Deposition and DC electrical characterisation of rf magnetron sputtered silicon nitride thin films

Silicon nitride (Si3N4) is an important insulator, frequently used in VLSI technology and for encapsulation. Conventionally it is prepared by low pressure and plasma-enhanced chemical vapour deposition, but may also be successfully deposited by RF sputtering. In the present work the sputtering process was characterised, together with some measurements on the high-field DC electrical properties in sandwich samples with Au electrodes. Films were Ar-sputtered using a Si3N4 sputtering target at gas pressures up to 2.12 Pa and RF discharge powers of 60–200 W. The deposition rate R was in the range 0.03–0.19 nm s− 1 and was directly proportional to the discharge power and varied linearly with the pressure. Au electrodes formed sandwich structures with thicknesses of 50 nm–1 μm. Conductivity was essentially ohmic below 300 nm, while for the thicker films space-charge limited conductivity, dominated by an exponential distribution of traps, was observed.

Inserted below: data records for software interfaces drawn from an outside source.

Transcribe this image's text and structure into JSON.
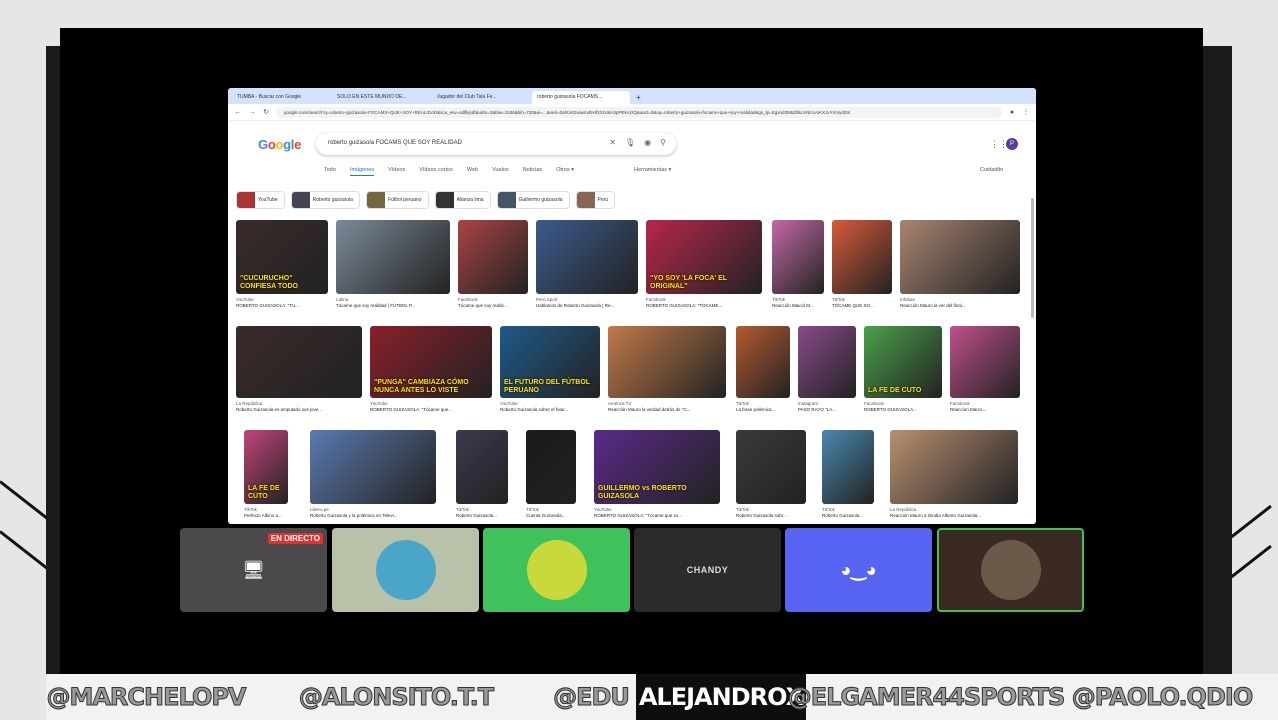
{
  "browser": {
    "tabs": [
      {
        "label": "TUMBA - Buscar con Google",
        "active": false
      },
      {
        "label": "SOLO EN ESTE MUNDO DE...",
        "active": false
      },
      {
        "label": "Jugador del Club Tala Fe...",
        "active": false
      },
      {
        "label": "roberto guizasola FOCAMS...",
        "active": true
      }
    ],
    "url": "google.com/search?q=roberto+guizasola+FOCAMS+QUE+SOY+REALIDAD&sca_esv=sdlfkjsdf&udm=2&biw=1536&bih=730&ei=...&ved=0ahUKEwiwmd5Hf2h3U6A3pPEkAOQ&uact=5&oq=roberto+guizasola+focams+que+soy+realidad&gs_lp=Egxnd3Mtd2l6LXNlcnAiKXJvYmVydG8",
    "tab_plus": "+"
  },
  "google": {
    "logo": [
      "G",
      "o",
      "o",
      "g",
      "l",
      "e"
    ],
    "logo_colors": [
      "#4285f4",
      "#ea4335",
      "#fbbc05",
      "#4285f4",
      "#34a853",
      "#ea4335"
    ],
    "query": "roberto guizasola FOCAMS QUE SOY REALIDAD",
    "tabs": [
      "Todo",
      "Imágenes",
      "Vídeos",
      "Vídeos cortos",
      "Web",
      "Vuelos",
      "Noticias",
      "Otros ▾"
    ],
    "tools": "Herramientas ▾",
    "safe_search": "Cuidadito",
    "avatar_letter": "P",
    "chips": [
      {
        "label": "YouTube",
        "color": "#a33"
      },
      {
        "label": "Roberto guizasola",
        "color": "#445"
      },
      {
        "label": "Fútbol peruano",
        "color": "#764"
      },
      {
        "label": "Alianza lima",
        "color": "#333"
      },
      {
        "label": "Guillermo guizasola",
        "color": "#456"
      },
      {
        "label": "Perú",
        "color": "#865"
      }
    ]
  },
  "results": {
    "row1": [
      {
        "src": "YouTube",
        "title": "ROBERTO GUIZASOLA: \"TU...",
        "caption": "\"CUCURUCHO\" CONFIESA TODO",
        "color": "#3a2b2b"
      },
      {
        "src": "Latina",
        "title": "Tócame que soy realidad | FÚTBOL P...",
        "caption": "",
        "color": "#7b8a99"
      },
      {
        "src": "Facebook",
        "title": "Tócame que soy realid...",
        "caption": "",
        "color": "#a44"
      },
      {
        "src": "Perú Sport",
        "title": "Hablamos de Roberto Guizasola | Re...",
        "caption": "",
        "color": "#3b5b8c"
      },
      {
        "src": "Facebook",
        "title": "ROBERTO GUIZASOLA: \"TÓCAME...",
        "caption": "\"YO SOY 'LA FOCA' EL ORIGINAL\"",
        "color": "#b7264b"
      },
      {
        "src": "TikTok",
        "title": "Reacción Maicol M...",
        "caption": "",
        "color": "#c46aa8"
      },
      {
        "src": "TikTok",
        "title": "TÓCAME QUE SO...",
        "caption": "",
        "color": "#d85a3a"
      },
      {
        "src": "Infobae",
        "title": "Reacción Mauro la ver del final...",
        "caption": "",
        "color": "#a88570"
      }
    ],
    "row2": [
      {
        "src": "La República",
        "title": "Roberto Guizasola es amputado sus jove...",
        "caption": "",
        "color": "#3a2a2a"
      },
      {
        "src": "YouTube",
        "title": "ROBERTO GUIZASOLA: \"Tócame que...",
        "caption": "\"PUNGA\" CAMBIAZA CÓMO NUNCA ANTES LO VISTE",
        "color": "#8a1f2a"
      },
      {
        "src": "YouTube",
        "title": "Roberto Guizasola sobre el futur...",
        "caption": "EL FUTURO DEL FÚTBOL PERUANO",
        "color": "#1f5a88"
      },
      {
        "src": "América TV",
        "title": "Reacción Mauro la verdad detrás de \"C...",
        "caption": "",
        "color": "#c27a4a"
      },
      {
        "src": "TikTok",
        "title": "La frase polémica...",
        "caption": "",
        "color": "#b55a30"
      },
      {
        "src": "Instagram",
        "title": "PASO RAYO \"LA...",
        "caption": "",
        "color": "#8a4a8c"
      },
      {
        "src": "Facebook",
        "title": "ROBERTO GUIZASOLA...",
        "caption": "LA FE DE CUTO",
        "color": "#4aa04a"
      },
      {
        "src": "Facebook",
        "title": "Reaccion Marco...",
        "caption": "",
        "color": "#c0508c"
      }
    ],
    "row3": [
      {
        "src": "TikTok",
        "title": "Perfecto Albino a...",
        "caption": "LA FE DE CUTO",
        "color": "#c2457a"
      },
      {
        "src": "Libero.pe",
        "title": "Roberto Guizasola y la polémica en Televi...",
        "caption": "",
        "color": "#5a7ab0"
      },
      {
        "src": "TikTok",
        "title": "Roberto Guizasola...",
        "caption": "",
        "color": "#3a3a50"
      },
      {
        "src": "TikTok",
        "title": "Cuenta Guizasola...",
        "caption": "",
        "color": "#1a1a1a"
      },
      {
        "src": "YouTube",
        "title": "ROBERTO GUIZASOLA: \"Tócame que so...",
        "caption": "GUILLERMO vs ROBERTO GUIZASOLA",
        "color": "#5a2a8a"
      },
      {
        "src": "TikTok",
        "title": "Roberto Guizasola sobr...",
        "caption": "",
        "color": "#3a3a3a"
      },
      {
        "src": "TikTok",
        "title": "Roberto Guizasola...",
        "caption": "",
        "color": "#4a88b0"
      },
      {
        "src": "La República",
        "title": "Reacción Mauro a Gindia Alberto Guizasola...",
        "caption": "",
        "color": "#b89070"
      }
    ]
  },
  "participants": [
    {
      "label": "",
      "badge": "EN DIRECTO",
      "kind": "screen",
      "bg": "#4a4a4a"
    },
    {
      "label": "",
      "badge": "",
      "kind": "avatar",
      "bg": "#b7c2a8",
      "avatar": "#4aa6c8"
    },
    {
      "label": "",
      "badge": "",
      "kind": "avatar",
      "bg": "#3fc15c",
      "avatar": "#c9d93b"
    },
    {
      "label": "CHANDY",
      "badge": "",
      "kind": "name",
      "bg": "#2b2b2b"
    },
    {
      "label": "",
      "badge": "",
      "kind": "discord",
      "bg": "#5865f2"
    },
    {
      "label": "",
      "badge": "",
      "kind": "avatar",
      "bg": "#3a2a22",
      "avatar": "#6b5a4a"
    }
  ],
  "names_bar": [
    "@MARCHELOPV",
    "@ALONSITO.T.T",
    "@EDU",
    "ALEJANDROX",
    "@ELGAMER44SPORTS",
    "@PAOLO.QDIO"
  ],
  "colors": {
    "accent": "#1a73e8",
    "live": "#e03131",
    "discord": "#5865f2"
  }
}
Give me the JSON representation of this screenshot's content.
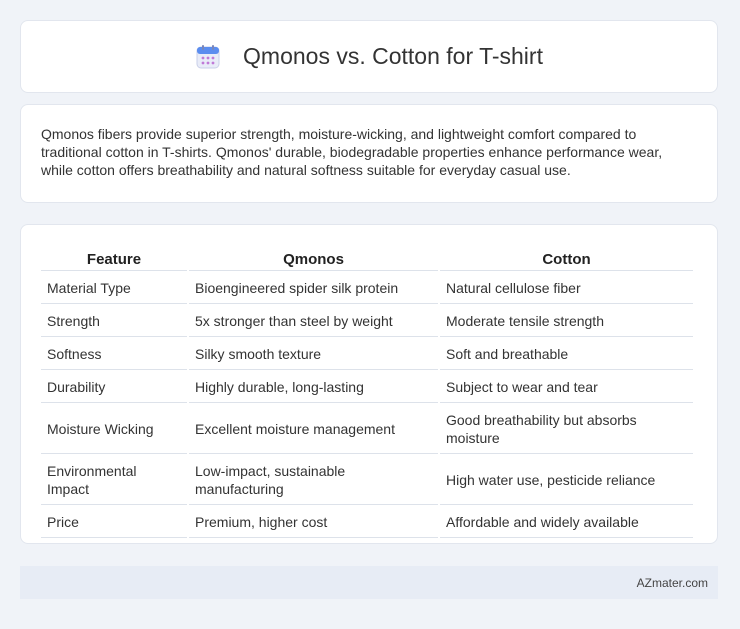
{
  "header": {
    "title": "Qmonos vs. Cotton for T-shirt",
    "icon": "calendar-icon",
    "accent_color": "#5b8def"
  },
  "summary": {
    "text": "Qmonos fibers provide superior strength, moisture-wicking, and lightweight comfort compared to traditional cotton in T-shirts. Qmonos' durable, biodegradable properties enhance performance wear, while cotton offers breathability and natural softness suitable for everyday casual use."
  },
  "table": {
    "headers": [
      "Feature",
      "Qmonos",
      "Cotton"
    ],
    "rows": [
      [
        "Material Type",
        "Bioengineered spider silk protein",
        "Natural cellulose fiber"
      ],
      [
        "Strength",
        "5x stronger than steel by weight",
        "Moderate tensile strength"
      ],
      [
        "Softness",
        "Silky smooth texture",
        "Soft and breathable"
      ],
      [
        "Durability",
        "Highly durable, long-lasting",
        "Subject to wear and tear"
      ],
      [
        "Moisture Wicking",
        "Excellent moisture management",
        "Good breathability but absorbs moisture"
      ],
      [
        "Environmental Impact",
        "Low-impact, sustainable manufacturing",
        "High water use, pesticide reliance"
      ],
      [
        "Price",
        "Premium, higher cost",
        "Affordable and widely available"
      ]
    ]
  },
  "footer": {
    "brand": "AZmater.com"
  }
}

A mobility value of μ = 2.89 × 10− 6 m2 V− 1 s− 1 was derived from temperature measurements, and further analysis of the J–V data indicated a thermally generated electron concentration of 3.23 × 1019 m− 3 and a trap concentration of 1.57 × 1024 m− 3. It was concluded that this method is suitable for the deposition of thin films, which have similar electrical properties to those prepared by chemical vapour deposition methods.